Bollywood is going through a paradigm shift when it comes to how they view profit-making content productions. Earlier, a movie set in the hinterlands, with a middle-class family being the focal point would at best be a sleeper success. Not now! We now have movies using the attributes of a city to add relatability to a story. So, the atypical has become the norm and scripts are talking about society in general and not just being formulaic where a check-list needs to be covered as per the producer’s dictum.
And this change has given us the superstar of the masses, the guy next door, champion of progressive cinema, Ayushmann Khurrana. Within half a decade, he has carved a niche so strong that his name on the credit list draws huge weekend crowds. The credit of which lies both with his acting prowess and his sense of judgement about the content. His movies have this earthy, homely feeling which talk about real issues. Badhaai Ho is another such glorious example of a movie which weaves its story around the societal fabric, yet touches upon something which is still almost an anathema, old-age intimacy. And like many other movies which deal with similar ‘taboo’ issues, the director Amit Ravindernath Sharma uses humour to make things light. From Vicky Donor to Shubh Mangal Savdhan and now Badhaai Ho, the stories have worked well with the masses because the narration involved plebeians and the locations are the dusty lanes of northern India and not some swanky school from a Karan Johar movie.
Badhaai Ho is set in New Delhi where a middle class family is suddenly jolted by the news of a pregnancy. This premise is established in the trailer itself but the movie explores the innate shame which the society has taught us to feel for something as ‘odd’ as this and how the family comes to terms with it. Neena Gupta and Gajraj Rao as the parents are charming and the movie explores their love and occasional flirting in few short yet sweet sequences. Director Amit Sharma makes it a point to establish the romance between the parents which is generally lost amongst the myriad of responsibilities burdened on parents after having kids. We all acknowledge our parent’s love, but as the movie rightly points out, we place them in such a high pedestal that anything venereal involving them is a strict no. Ayushmann plays their son Nakul who is in a steady relationship with Renee (Sanya Malhotra). He is mostly annoyed in the first half due to the sudden turn of events at his house. Only in the second half do we see the matured, bolder version of Nakul, one who stands up for his family even if his actions might have consequences.

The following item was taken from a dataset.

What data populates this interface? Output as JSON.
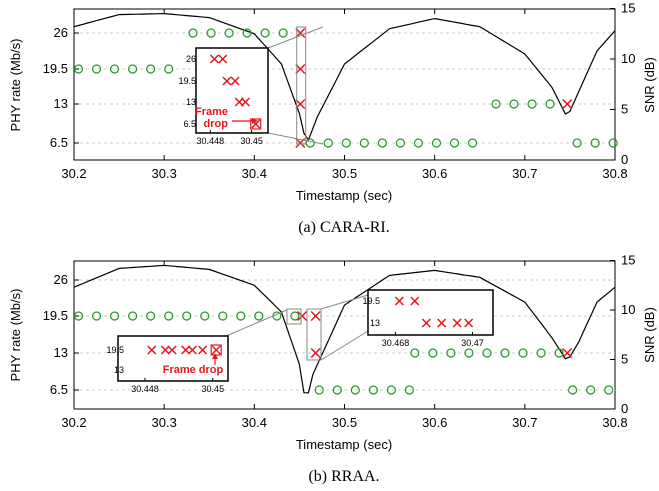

The highlight of the movie is a fantastically traditional yet virtuous Dadi played by Surekha Sikri (Dadisa in Balika Vadhu). She is initially insular, but the second half of the film brings out her righteousness and warm heart, specially in a delightful sequence involving her daughter-in-laws. Sanya is very easy on the eye and after the blockbuster Dangal and the recent Pataakha, has slowly started to make her mark in topical movies. A bevy of girls are taking on relatable roles in Bollywood and carving a niche for themselves. Bhumi Pednekar, Radhika Apte have already become stars in their own rights in such topical cinema.
Badhaai Ho is a lovely entertainer with a message. Ayushmann Khuranna, with his stardom and a keen eye for such topics has made sure that this movie gets the audience it deserves. Go watch it!